Shoprite is able to support its large, dispersed environment with relatively few site servers thanks to the new Branch Distribution Point capability of System Center Configuration Manager. It is deploying more than 100 branch distribution points.
With Branch Distribution Points, Shoprite deploys an update once to a computer in a given location, then that computer distributes it to other computers, as appropriate, within its local area network.
The use of Branch Distribution Points eliminates the need to download the update separately over limited bandwidth to each recipient computer, as well as the need to have a dedicated distribution server in each network.
Shoprite is also taking advantage of System Center Configuration Manager Asset Intelligence capabilities to develop an inventory system for hardware and software. Shoprite will monitor asset changes on a daily basis, to quickly catch non-standard machines that may be put into service by distant third-party support providers, to provide up-to-date assessments of which computers need replacing prior to deploying major upgrades or new applications, and to help ensure more accurate software licensing fees.

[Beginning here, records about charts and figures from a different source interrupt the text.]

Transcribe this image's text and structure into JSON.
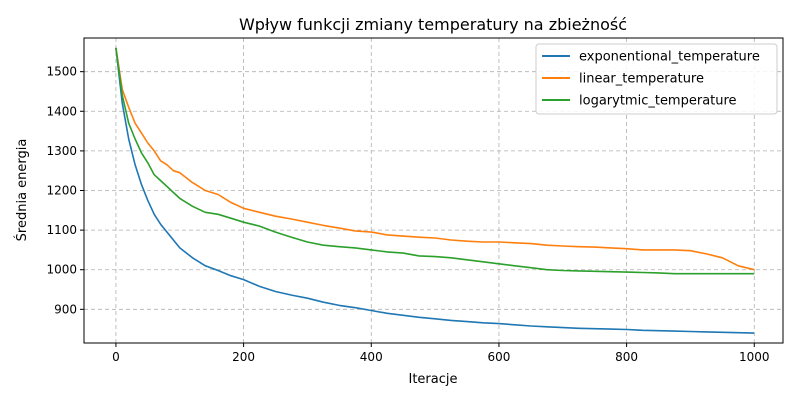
{
  "chart_data": {
    "type": "line",
    "title": "Wpływ funkcji zmiany temperatury na zbieżność",
    "xlabel": "Iteracje",
    "ylabel": "Średnia energia",
    "xlim": [
      -50,
      1045
    ],
    "ylim": [
      815,
      1585
    ],
    "xticks": [
      0,
      200,
      400,
      600,
      800,
      1000
    ],
    "yticks": [
      900,
      1000,
      1100,
      1200,
      1300,
      1400,
      1500
    ],
    "grid": true,
    "legend_position": "top-right",
    "x": [
      0,
      10,
      20,
      30,
      40,
      50,
      60,
      70,
      80,
      90,
      100,
      120,
      140,
      160,
      180,
      200,
      225,
      250,
      275,
      300,
      325,
      350,
      375,
      400,
      425,
      450,
      475,
      500,
      525,
      550,
      575,
      600,
      625,
      650,
      675,
      700,
      725,
      750,
      775,
      800,
      825,
      850,
      875,
      900,
      925,
      950,
      975,
      1000
    ],
    "series": [
      {
        "name": "exponentional_temperature",
        "color": "#1f77b4",
        "values": [
          1560,
          1420,
          1330,
          1265,
          1215,
          1175,
          1140,
          1115,
          1095,
          1075,
          1055,
          1030,
          1010,
          998,
          985,
          975,
          958,
          945,
          936,
          928,
          918,
          910,
          904,
          897,
          890,
          885,
          880,
          876,
          872,
          869,
          866,
          864,
          861,
          858,
          856,
          854,
          852,
          851,
          850,
          849,
          847,
          846,
          845,
          844,
          843,
          842,
          841,
          840
        ]
      },
      {
        "name": "linear_temperature",
        "color": "#ff7f0e",
        "values": [
          1560,
          1455,
          1410,
          1370,
          1345,
          1320,
          1300,
          1275,
          1265,
          1250,
          1245,
          1220,
          1200,
          1190,
          1170,
          1155,
          1145,
          1135,
          1128,
          1120,
          1112,
          1105,
          1098,
          1095,
          1088,
          1085,
          1082,
          1080,
          1075,
          1072,
          1070,
          1070,
          1068,
          1066,
          1062,
          1060,
          1058,
          1057,
          1055,
          1053,
          1050,
          1050,
          1050,
          1048,
          1040,
          1030,
          1010,
          1000
        ]
      },
      {
        "name": "logarytmic_temperature",
        "color": "#2ca02c",
        "values": [
          1560,
          1440,
          1370,
          1330,
          1295,
          1270,
          1240,
          1225,
          1210,
          1195,
          1180,
          1160,
          1145,
          1140,
          1130,
          1120,
          1110,
          1095,
          1082,
          1070,
          1062,
          1058,
          1055,
          1050,
          1045,
          1042,
          1035,
          1033,
          1030,
          1025,
          1020,
          1015,
          1010,
          1005,
          1000,
          998,
          997,
          996,
          995,
          994,
          993,
          992,
          990,
          990,
          990,
          990,
          990,
          990
        ]
      }
    ]
  }
}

The company also expects to take advantage of System Center Configuration Manager Maintenance Windows to ensure that large deployments don’t interfere with normal store operations, and it is contemplating the use of Desired Configuration Management to enforce corporate standards.
Benefits
Thanks to Microsoft System Center Configuration Manager, Shoprite will go from updating 10 percent of its infrastructure on a timely basis, with the remaining 90 percent updated on an impromptu basis, if at all, to 100 percent prompt updates throughout the infrastructure, according to Page.
“With Configuration Manager, manual updates that used to take as much as six months will be accomplished in less than a week—without having any negative impact on our retail operations,” says Page.
“We’ll have our first-ever 100 percent compliance and lock-down, which translates into greater reliability and availability, better helpdesk operations, and faster and smoother updates and deployments because we’ll be building on up-to-date, same-state servers, workstations, and devices,” he continues.
Shoprite might have been willing to spend more for faster updates and greater reliability delivered by System Center Configuration Manager but it didn’t have to. Page estimates that System Center Configuration Manager will reduce the need to visit and touch outlying computers and devices by 60 percent.
Costs for third-party update software will also be saved. In all, Shoprite expects over 100 percent return on investment in two years, which Page describes as “a significant payback.”